Um aspeto frequentemente subestimado é o período após a passagem do ciclone: quedas prolongadas de eletricidade, interrupções nas comunicações e riscos sanitários associados a água contaminada podem prolongar a emergência. Em regiões agrícolas, a saturação dos solos e a perda de acessos podem atrasar a resposta e a reposição de bens essenciais.

Conceitos-chave sobre ciclones que vale a pena conhecer

Para quem vive fora de áreas habituais de ciclones, alguns termos podem soar abstratos, mas fazem grande diferença no risco real no terreno:

  • Categoria: na Austrália, os ciclones são classificados de 1 a 5 com base na velocidade do vento. A categoria 4 do Narelle indica ventos muito destrutivos.
  • Maré de tempestade: elevação anormal do nível do mar empurrada para terra pelo vento e pela baixa pressão; globalmente, é muitas vezes mais mortal do que o vento.
  • Rajada vs. vento sustentado: o vento sustentado é uma média ao longo do tempo; as rajadas são picos curtos, geralmente mais elevados e mais danosos para estruturas.
  • Entrada em terra: momento em que o centro do ciclone atravessa a linha costeira; as condições degradam-se, regra geral, muitas horas antes.

Se o Narelle seguir os cenários mais agressivos dos modelos, as cheias no interior podem tornar-se a consequência mais duradoura, sobretudo onde a chuva cai repetidamente nas mesmas bacias hidrográficas.

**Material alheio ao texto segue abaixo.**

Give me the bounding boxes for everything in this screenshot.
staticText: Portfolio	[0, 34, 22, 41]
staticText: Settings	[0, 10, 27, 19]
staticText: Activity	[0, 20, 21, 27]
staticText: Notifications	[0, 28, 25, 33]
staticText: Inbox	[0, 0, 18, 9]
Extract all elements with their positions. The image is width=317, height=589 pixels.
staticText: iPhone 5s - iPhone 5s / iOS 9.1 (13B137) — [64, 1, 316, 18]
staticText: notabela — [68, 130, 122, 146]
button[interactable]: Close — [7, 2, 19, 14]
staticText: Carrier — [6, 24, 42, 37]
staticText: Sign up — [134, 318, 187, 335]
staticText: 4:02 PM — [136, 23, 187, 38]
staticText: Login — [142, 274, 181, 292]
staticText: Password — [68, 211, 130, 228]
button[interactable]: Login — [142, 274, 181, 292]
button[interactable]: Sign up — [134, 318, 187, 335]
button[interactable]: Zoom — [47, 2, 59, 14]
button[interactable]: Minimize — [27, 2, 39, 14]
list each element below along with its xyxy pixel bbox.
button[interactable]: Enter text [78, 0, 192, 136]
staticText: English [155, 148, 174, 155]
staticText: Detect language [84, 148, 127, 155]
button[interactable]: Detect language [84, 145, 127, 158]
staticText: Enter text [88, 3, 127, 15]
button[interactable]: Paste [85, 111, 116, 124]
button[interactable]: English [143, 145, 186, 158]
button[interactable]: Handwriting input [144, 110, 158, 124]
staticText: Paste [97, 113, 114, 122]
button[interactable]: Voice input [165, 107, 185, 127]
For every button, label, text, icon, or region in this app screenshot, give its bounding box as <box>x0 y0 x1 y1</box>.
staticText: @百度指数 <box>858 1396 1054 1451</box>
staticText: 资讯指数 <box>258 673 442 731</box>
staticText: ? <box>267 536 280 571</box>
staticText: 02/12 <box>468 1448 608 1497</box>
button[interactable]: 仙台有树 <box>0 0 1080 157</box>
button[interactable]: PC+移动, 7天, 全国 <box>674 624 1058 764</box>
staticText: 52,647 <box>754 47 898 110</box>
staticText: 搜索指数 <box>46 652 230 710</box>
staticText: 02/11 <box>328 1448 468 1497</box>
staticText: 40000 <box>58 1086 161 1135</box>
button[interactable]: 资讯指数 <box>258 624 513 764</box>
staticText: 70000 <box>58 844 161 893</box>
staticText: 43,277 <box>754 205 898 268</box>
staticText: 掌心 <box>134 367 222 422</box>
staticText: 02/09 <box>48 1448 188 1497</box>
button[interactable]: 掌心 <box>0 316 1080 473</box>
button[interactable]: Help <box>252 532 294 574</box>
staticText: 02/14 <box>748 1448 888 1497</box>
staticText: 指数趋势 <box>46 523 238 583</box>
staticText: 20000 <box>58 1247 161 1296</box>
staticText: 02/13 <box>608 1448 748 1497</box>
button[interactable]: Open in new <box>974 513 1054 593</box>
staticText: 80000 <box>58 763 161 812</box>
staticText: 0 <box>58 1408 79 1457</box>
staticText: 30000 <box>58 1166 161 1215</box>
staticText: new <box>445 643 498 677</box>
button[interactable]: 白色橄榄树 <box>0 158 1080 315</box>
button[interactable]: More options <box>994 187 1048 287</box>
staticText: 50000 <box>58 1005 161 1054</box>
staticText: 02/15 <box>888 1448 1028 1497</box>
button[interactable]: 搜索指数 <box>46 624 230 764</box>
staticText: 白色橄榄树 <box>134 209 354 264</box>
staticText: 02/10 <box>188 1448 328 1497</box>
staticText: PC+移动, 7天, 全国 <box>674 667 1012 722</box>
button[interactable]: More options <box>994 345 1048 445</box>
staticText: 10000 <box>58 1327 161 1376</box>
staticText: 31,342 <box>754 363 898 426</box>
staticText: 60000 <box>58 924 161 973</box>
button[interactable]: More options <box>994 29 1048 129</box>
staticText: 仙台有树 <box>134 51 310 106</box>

Produtores agrícolas podem ver campos submersos numa fase crítica da época de crescimento, e fauna e gado podem ficar isolados com a subida rápida das águas.

Por outro lado, partes do interior australiano têm enfrentado seca nos últimos anos. Nesses locais, a chuva do Narelle pode trazer alívio de curto prazo para aquíferos e reservas de água - embora com o custo elevado de danos, interrupções e risco para a segurança. Esse equilíbrio delicado entre a água necessária e os perigos que a acompanham explica por que motivo tantas comunidades do norte acompanham, com atenção redobrada, cada atualização do trajeto deste poderoso Ciclone Narelle.